Wenn in gleichen Zeiten eine ungleiche Menge von Sauerstoff verzehrt worden ist, so zeigt sich dies in einem ungleichen Maß von freigewordener Wärme und mechanischer Kraft.

Ein ungleiches Maß von verbrauchter mechanischer Kraft oder von Wärme bedingt die Aufnahme einer entsprechenden Menge Sauerstoff.

Zum Uebergang belebter Körpertheile in leblose Verbindungen, sowie zur Verbindung des Sauerstoffs mit den Bestandtheilen des Thierkörpers, welche Verwandtschaft zu ihm haben, gehört Zeit.

In einer gegebenen Zeit kann nur ein begrenztes Maß von mechanischen Effecten zur Aeußerung gelangen, es kann nur eine begrenzte Menge von Wärme in Freiheit gesetzt werden.

Was in den mechanischen Effecten an Geschwindigkeit verbraucht wird, geht an Zeit ab, d. h. je rascher die hervorgebrachten Bewegungen sind, desto schneller wird die Kraft erschöpft.

Die Summe der im Thierkörper in einer gegebenen Zeit erzeugten mechanischen Kraft ist gleich der Summe der in der nämlichen Zeit zur Hervorbringung der willkürlichen und unwillkürlichen Bewegungen nöthigen Kraft, d. h. alle Kraft, welche das Herz, die Eingeweide &c. zu ihren Bewegungen bedürfen, geht für die willkürlichen Bewegungen verloren.

Die Menge der zur Herstellung des Gleichgewichts zwischen Verbrauch und Ersatz nöthigen, stickstoffhaltigen Speise steht im graden Verhältniß zu der Menge der umgesetzten Gebilde.

Die Menge des belebten Stoffs, welcher in dem Thierkörper seinen Zustand des Lebens verliert, steht bei gleichen Temperaturen in geradem Verhältniß zu den in der gegebenen Zeit hervorgebrachten mechanischen Effecten.

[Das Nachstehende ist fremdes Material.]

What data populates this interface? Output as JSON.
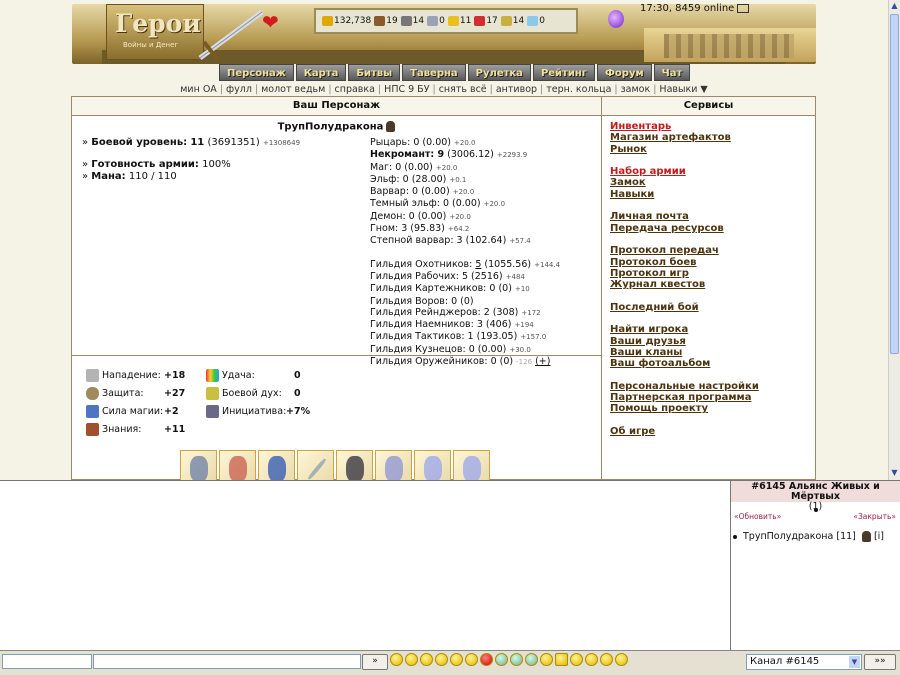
{
  "header": {
    "logo_title": "Герои",
    "logo_subtitle": "Войны и Денег",
    "status_time": "17:30, 8459 online",
    "resources": [
      {
        "icon": "gold-icon",
        "value": "132,738",
        "color": "#e0a800"
      },
      {
        "icon": "wood-icon",
        "value": "19",
        "color": "#8a5a2b"
      },
      {
        "icon": "ore-icon",
        "value": "14",
        "color": "#777777"
      },
      {
        "icon": "mercury-icon",
        "value": "0",
        "color": "#9aa3b5"
      },
      {
        "icon": "sulfur-icon",
        "value": "11",
        "color": "#e8c020"
      },
      {
        "icon": "crystal-icon",
        "value": "17",
        "color": "#d03030"
      },
      {
        "icon": "gems-icon",
        "value": "14",
        "color": "#c8b040"
      },
      {
        "icon": "diamond-icon",
        "value": "0",
        "color": "#8cc8e8"
      }
    ]
  },
  "nav": [
    "Персонаж",
    "Карта",
    "Битвы",
    "Таверна",
    "Рулетка",
    "Рейтинг",
    "Форум",
    "Чат"
  ],
  "subnav": [
    "мин ОА",
    "фулл",
    "молот ведьм",
    "справка",
    "НПС 9 БУ",
    "снять всё",
    "антивор",
    "терн. кольца",
    "замок",
    "Навыки ▼"
  ],
  "character": {
    "panel_title": "Ваш Персонаж",
    "name": "ТрупПолудракона",
    "combat_level_label": "Боевой уровень:",
    "combat_level": "11",
    "combat_exp": "(3691351)",
    "combat_exp_delta": "+1308649",
    "army_label": "Готовность армии:",
    "army_value": "100%",
    "mana_label": "Мана:",
    "mana_value": "110 / 110"
  },
  "factions": [
    {
      "label": "Рыцарь: 0 (0.00)",
      "delta": "+20.0"
    },
    {
      "label": "Некромант: 9",
      "extra": "(3006.12)",
      "delta": "+2293.9"
    },
    {
      "label": "Маг: 0 (0.00)",
      "delta": "+20.0"
    },
    {
      "label": "Эльф: 0 (28.00)",
      "delta": "+0.1"
    },
    {
      "label": "Варвар: 0 (0.00)",
      "delta": "+20.0"
    },
    {
      "label": "Темный эльф: 0 (0.00)",
      "delta": "+20.0"
    },
    {
      "label": "Демон: 0 (0.00)",
      "delta": "+20.0"
    },
    {
      "label": "Гном: 3 (95.83)",
      "delta": "+64.2"
    },
    {
      "label": "Степной варвар: 3 (102.64)",
      "delta": "+57.4"
    }
  ],
  "guilds": [
    {
      "pre": "Гильдия Охотников: ",
      "link": "5",
      "post": " (1055.56)",
      "delta": "+144.4"
    },
    {
      "pre": "Гильдия Рабочих: 5 (2516)",
      "delta": "+484"
    },
    {
      "pre": "Гильдия Картежников: 0 (0)",
      "delta": "+10"
    },
    {
      "pre": "Гильдия Воров: 0 (0)",
      "delta": ""
    },
    {
      "pre": "Гильдия Рейнджеров: 2 (308)",
      "delta": "+172"
    },
    {
      "pre": "Гильдия Наемников: 3 (406)",
      "delta": "+194"
    },
    {
      "pre": "Гильдия Тактиков: 1 (193.05)",
      "delta": "+157.0"
    },
    {
      "pre": "Гильдия Кузнецов: 0 (0.00)",
      "delta": "+30.0"
    },
    {
      "pre": "Гильдия Оружейников: 0 (0)",
      "delta": "-126",
      "action": "(+)"
    }
  ],
  "battle_stats": {
    "attack": {
      "label": "Нападение:",
      "value": "+18"
    },
    "defense": {
      "label": "Защита:",
      "value": "+27"
    },
    "spellpower": {
      "label": "Сила магии:",
      "value": "+2"
    },
    "knowledge": {
      "label": "Знания:",
      "value": "+11"
    },
    "luck": {
      "label": "Удача:",
      "value": "0"
    },
    "morale": {
      "label": "Боевой дух:",
      "value": "0"
    },
    "initiative": {
      "label": "Инициатива:",
      "value": "+7%"
    }
  },
  "services": {
    "title": "Сервисы",
    "groups": [
      [
        {
          "label": "Инвентарь",
          "red": true
        },
        {
          "label": "Магазин артефактов"
        },
        {
          "label": "Рынок"
        }
      ],
      [
        {
          "label": "Набор армии",
          "red": true
        },
        {
          "label": "Замок"
        },
        {
          "label": "Навыки"
        }
      ],
      [
        {
          "label": "Личная почта"
        },
        {
          "label": "Передача ресурсов"
        }
      ],
      [
        {
          "label": "Протокол передач"
        },
        {
          "label": "Протокол боев"
        },
        {
          "label": "Протокол игр"
        },
        {
          "label": "Журнал квестов"
        }
      ],
      [
        {
          "label": "Последний бой"
        }
      ],
      [
        {
          "label": "Найти игрока"
        },
        {
          "label": "Ваши друзья"
        },
        {
          "label": "Ваши кланы"
        },
        {
          "label": "Ваш фотоальбом"
        }
      ],
      [
        {
          "label": "Персональные настройки"
        },
        {
          "label": "Партнерская программа"
        },
        {
          "label": "Помощь проекту"
        }
      ],
      [
        {
          "label": "Об игре"
        }
      ]
    ]
  },
  "chat": {
    "room_title": "#6145 Альянс Живых и Мёртвых",
    "room_count": "(1)",
    "refresh_link": "«Обновить»",
    "close_link": "«Закрыть»",
    "user_name": "ТрупПолудракона",
    "user_level": "[11]",
    "user_tag": "[i]",
    "send_label": "»",
    "channel": "Канал #6145",
    "channel_send": "»»"
  }
}
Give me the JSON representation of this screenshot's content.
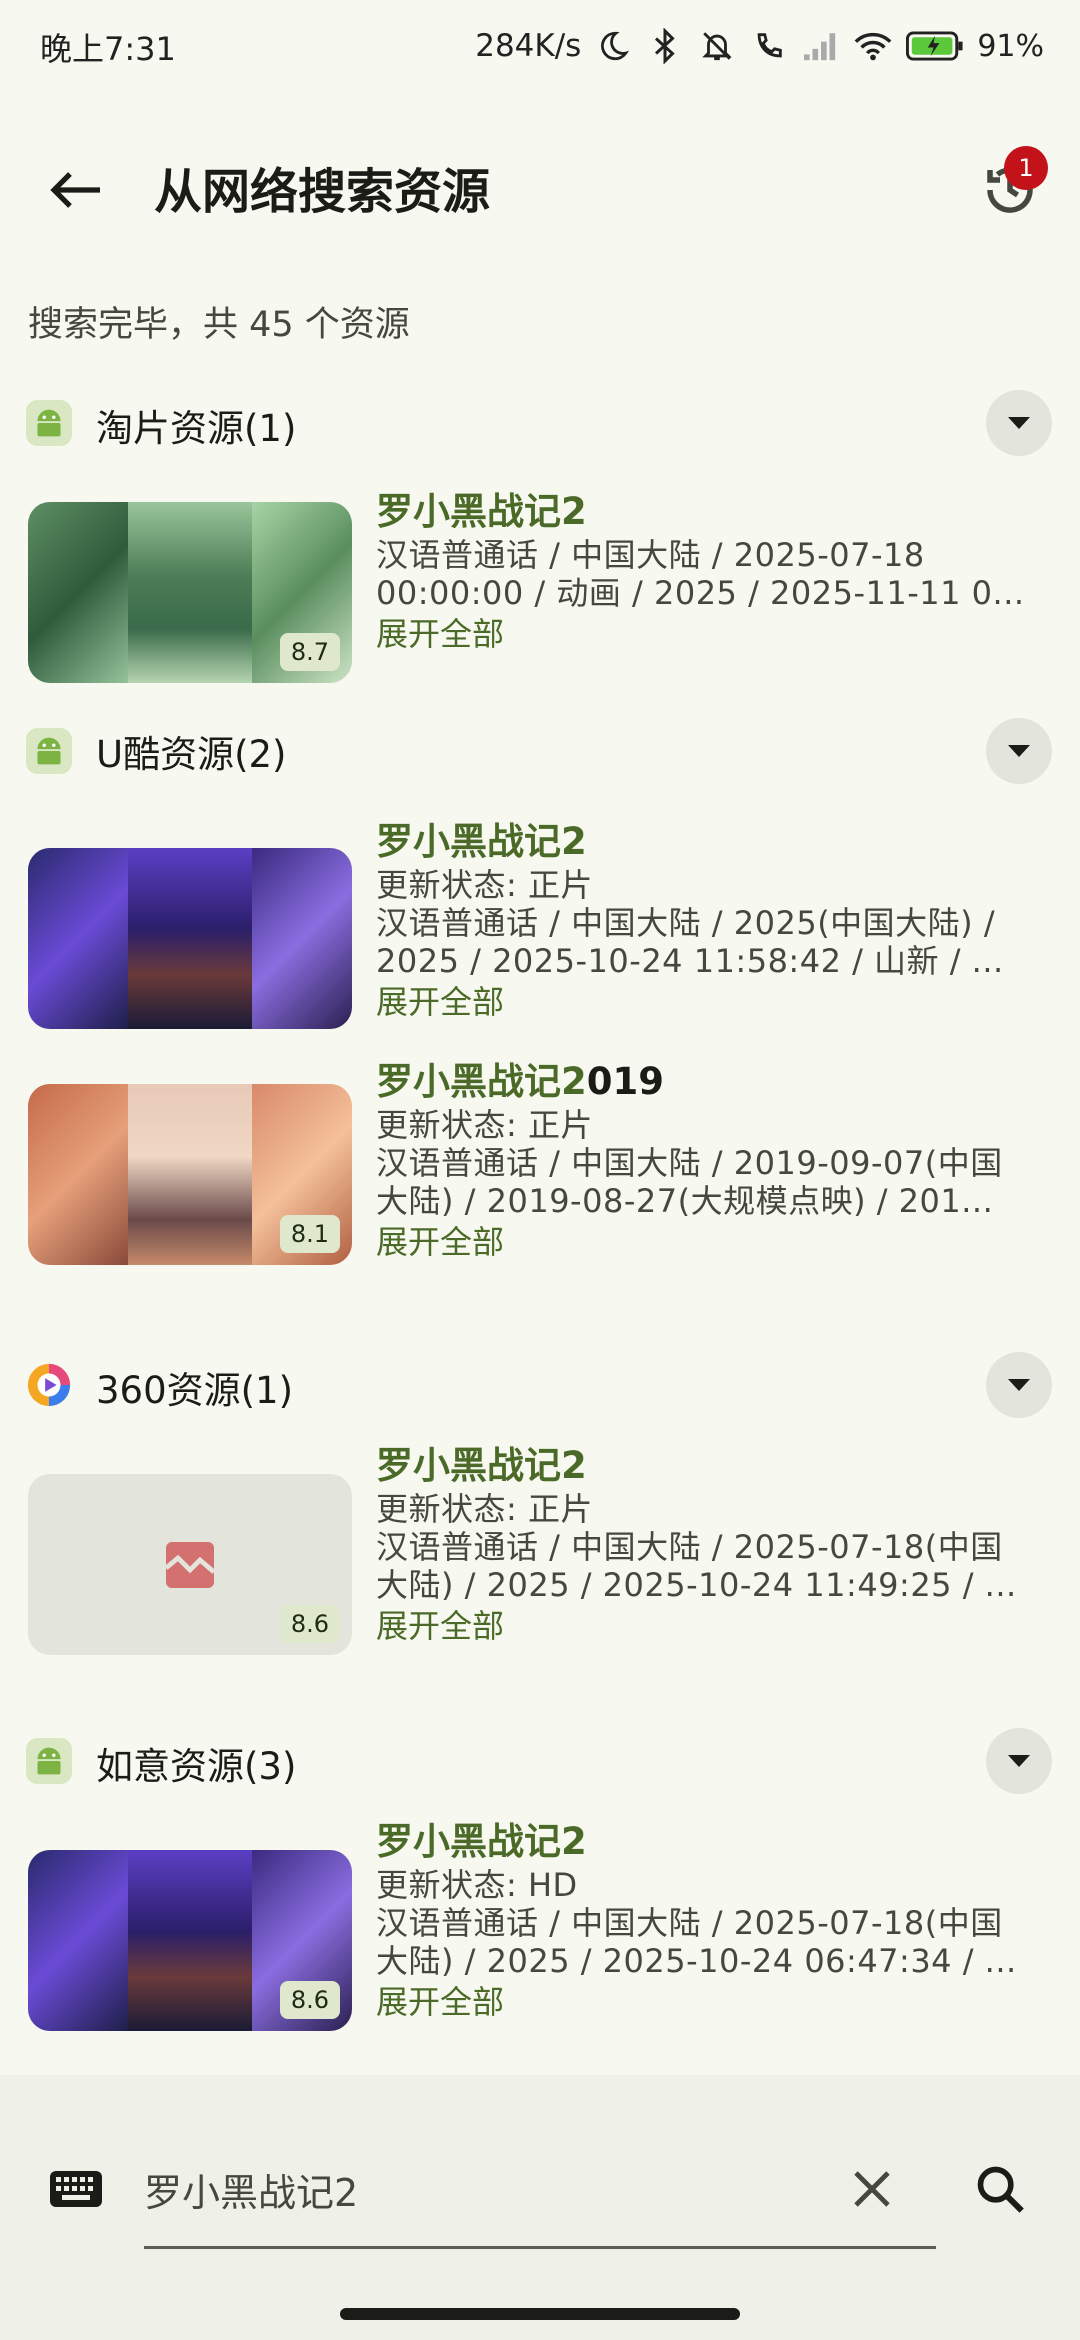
{
  "status_bar": {
    "time": "晚上7:31",
    "speed": "284K/s",
    "battery_pct": "91%"
  },
  "app_bar": {
    "title": "从网络搜索资源",
    "history_badge": "1"
  },
  "summary": "搜索完毕，共 45 个资源",
  "groups": [
    {
      "title": "淘片资源(1)",
      "icon": "android-icon",
      "items": [
        {
          "title": "罗小黑战记2",
          "lines": [
            "汉语普通话 / 中国大陆 / 2025-07-18",
            "00:00:00 / 动画 / 2025 / 2025-11-11 0..."
          ],
          "expand": "展开全部",
          "score": "8.7"
        }
      ]
    },
    {
      "title": "U酷资源(2)",
      "icon": "android-icon",
      "items": [
        {
          "title": "罗小黑战记2",
          "lines": [
            "更新状态: 正片",
            "汉语普通话 / 中国大陆 / 2025(中国大陆) /",
            "2025 / 2025-10-24 11:58:42 / 山新 / ..."
          ],
          "expand": "展开全部",
          "score": ""
        },
        {
          "title_green": "罗小黑战记2",
          "title_plain": "019",
          "lines": [
            "更新状态: 正片",
            "汉语普通话 / 中国大陆 / 2019-09-07(中国",
            "大陆) / 2019-08-27(大规模点映) / 201..."
          ],
          "expand": "展开全部",
          "score": "8.1"
        }
      ]
    },
    {
      "title": "360资源(1)",
      "icon": "360-icon",
      "items": [
        {
          "title": "罗小黑战记2",
          "lines": [
            "更新状态: 正片",
            "汉语普通话 / 中国大陆 / 2025-07-18(中国",
            "大陆) / 2025 / 2025-10-24 11:49:25 / ..."
          ],
          "expand": "展开全部",
          "score": "8.6"
        }
      ]
    },
    {
      "title": "如意资源(3)",
      "icon": "android-icon",
      "items": [
        {
          "title": "罗小黑战记2",
          "lines": [
            "更新状态: HD",
            "汉语普通话 / 中国大陆 / 2025-07-18(中国",
            "大陆) / 2025 / 2025-10-24 06:47:34 / ..."
          ],
          "expand": "展开全部",
          "score": "8.6"
        }
      ]
    }
  ],
  "search": {
    "value": "罗小黑战记2"
  },
  "colors": {
    "background": "#f7f8f0",
    "accent_green": "#4b6a28",
    "badge_red": "#c4121a",
    "score_bg": "#dfe8cc"
  }
}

Die Quantität der in einer gegebenen Zeit umgesetzten Gebilde ist meßbar durch den Stickstoffgehalt des Harns.

Die Summe der bei gleichen Temperaturen in zwei Individuen hervorgebrachten mechanischen Effecte ist proportional dem Stickstoffgehalt ihres Harns, gleichgültig ob die mechanische Kraft zu den willkürlichen oder unwillkürlichen Bewegungen verwendet, ob sie durch die Glieder, oder das Herz und die Eingeweide verzehrt worden ist.